Clearly, the bigger question is what to do with a manager who is performing poorly when you expected them to do OK. Did you get the call on their skill wrong or have they just been unlucky?

That is ultimately a judgement call, based on the research we do. We are looking to hold fund managers for a long period of time. They will still have periods when performance disappoints, but ideally you pick managers who will perform differently at a particular point in time and combine them to generate returns over the long term.

The things that lead us to get more negative on a manager would be a change in the ownership of their company that might affect the way they manage money; key individuals leaving; the asset manager becoming so large that it stops adding value; or a change in style.

Why should an investor consider this fund over a cheaper tracker?

Our portfolio can perform better than the market and tracker funds over the long term. The world index that many tracker funds follow has become very concentrated, with significant allocations to a small number of large technology companies, so you are not getting a particularly diversified portfolio.
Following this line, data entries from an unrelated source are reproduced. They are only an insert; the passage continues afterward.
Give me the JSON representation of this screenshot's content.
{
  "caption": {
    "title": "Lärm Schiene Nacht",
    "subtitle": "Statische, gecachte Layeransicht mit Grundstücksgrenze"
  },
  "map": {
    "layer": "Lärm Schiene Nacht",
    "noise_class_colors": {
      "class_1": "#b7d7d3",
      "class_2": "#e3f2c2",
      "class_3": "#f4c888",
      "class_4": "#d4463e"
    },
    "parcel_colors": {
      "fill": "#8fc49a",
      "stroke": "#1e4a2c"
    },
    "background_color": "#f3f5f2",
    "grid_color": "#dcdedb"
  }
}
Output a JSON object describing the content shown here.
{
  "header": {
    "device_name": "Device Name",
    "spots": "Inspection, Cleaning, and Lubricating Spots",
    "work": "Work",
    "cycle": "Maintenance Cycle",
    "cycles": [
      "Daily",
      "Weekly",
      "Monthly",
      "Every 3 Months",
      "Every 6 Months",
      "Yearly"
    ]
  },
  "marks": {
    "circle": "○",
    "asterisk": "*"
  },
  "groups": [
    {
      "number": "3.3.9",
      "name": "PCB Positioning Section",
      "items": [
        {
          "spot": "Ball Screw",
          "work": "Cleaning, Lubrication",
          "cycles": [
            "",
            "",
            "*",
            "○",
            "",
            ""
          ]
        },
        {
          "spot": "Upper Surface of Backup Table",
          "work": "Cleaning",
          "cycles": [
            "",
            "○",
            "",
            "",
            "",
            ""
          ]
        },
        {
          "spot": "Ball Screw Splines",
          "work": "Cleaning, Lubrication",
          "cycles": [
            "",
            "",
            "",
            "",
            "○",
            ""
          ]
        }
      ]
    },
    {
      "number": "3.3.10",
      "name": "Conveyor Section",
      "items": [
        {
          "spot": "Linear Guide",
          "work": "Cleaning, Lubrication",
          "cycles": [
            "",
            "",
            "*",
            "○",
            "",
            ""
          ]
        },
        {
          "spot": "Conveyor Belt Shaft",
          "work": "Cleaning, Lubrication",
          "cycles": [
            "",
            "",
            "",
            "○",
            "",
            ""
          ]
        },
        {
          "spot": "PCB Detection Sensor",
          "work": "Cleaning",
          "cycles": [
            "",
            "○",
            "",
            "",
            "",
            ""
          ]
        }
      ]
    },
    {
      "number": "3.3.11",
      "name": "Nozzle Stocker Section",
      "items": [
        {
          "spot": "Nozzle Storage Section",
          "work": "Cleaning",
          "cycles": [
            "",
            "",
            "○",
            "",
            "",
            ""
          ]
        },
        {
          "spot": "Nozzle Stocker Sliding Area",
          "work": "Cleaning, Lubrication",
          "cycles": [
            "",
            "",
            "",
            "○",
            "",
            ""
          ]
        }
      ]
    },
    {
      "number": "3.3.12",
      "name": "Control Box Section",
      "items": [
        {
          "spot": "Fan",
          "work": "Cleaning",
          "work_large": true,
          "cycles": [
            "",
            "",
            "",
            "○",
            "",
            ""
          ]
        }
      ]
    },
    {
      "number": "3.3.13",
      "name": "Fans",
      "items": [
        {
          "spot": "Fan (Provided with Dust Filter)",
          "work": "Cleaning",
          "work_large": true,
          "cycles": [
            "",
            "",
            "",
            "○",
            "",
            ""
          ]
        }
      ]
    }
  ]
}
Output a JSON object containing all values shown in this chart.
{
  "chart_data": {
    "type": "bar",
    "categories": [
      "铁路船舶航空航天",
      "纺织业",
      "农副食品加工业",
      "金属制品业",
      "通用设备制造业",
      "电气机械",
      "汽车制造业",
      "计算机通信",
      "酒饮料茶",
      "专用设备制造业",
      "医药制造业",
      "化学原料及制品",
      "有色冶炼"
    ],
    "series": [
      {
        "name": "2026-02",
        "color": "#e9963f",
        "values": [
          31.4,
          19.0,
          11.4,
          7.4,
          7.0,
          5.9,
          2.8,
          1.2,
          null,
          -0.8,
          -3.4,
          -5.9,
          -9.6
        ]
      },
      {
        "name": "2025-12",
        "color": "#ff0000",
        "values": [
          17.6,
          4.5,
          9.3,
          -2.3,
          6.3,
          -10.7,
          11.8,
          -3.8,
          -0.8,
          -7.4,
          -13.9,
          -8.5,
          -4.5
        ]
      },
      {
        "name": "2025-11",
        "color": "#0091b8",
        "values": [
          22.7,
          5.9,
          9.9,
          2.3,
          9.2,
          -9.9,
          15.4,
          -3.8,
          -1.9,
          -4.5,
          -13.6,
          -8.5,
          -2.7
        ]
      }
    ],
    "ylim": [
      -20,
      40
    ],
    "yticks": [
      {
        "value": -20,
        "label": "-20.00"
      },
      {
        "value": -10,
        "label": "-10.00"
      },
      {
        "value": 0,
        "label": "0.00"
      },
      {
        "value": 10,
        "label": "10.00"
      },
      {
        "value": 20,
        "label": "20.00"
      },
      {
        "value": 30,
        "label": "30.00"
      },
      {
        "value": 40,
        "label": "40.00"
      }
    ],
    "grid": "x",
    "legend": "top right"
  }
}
What has been your best investment?

GQG Partners has been a big winner for us. Part of that is because they changed their portfolio very well. They are large cap, growth-focused managers who look for companies with strong cash flows. That means they can end up having a portfolio that looks different at different points of the economic cycle.

For example, they invested in a number of large tech names through to the end of last year and did well out of that. They then rotated into a number of energy ­companies.

This helped them to perform extremely well this year. They have generated a 60pc return over the past three years.

And what has been your worst investment?

The majority of value-­oriented managers have struggled over a period of three years plus, but they are among the best performers this year. They include Jupiter and Lyrical. Some have lagged by between 10 and 20 percentage points over the past five years, as the average value manager in the industry.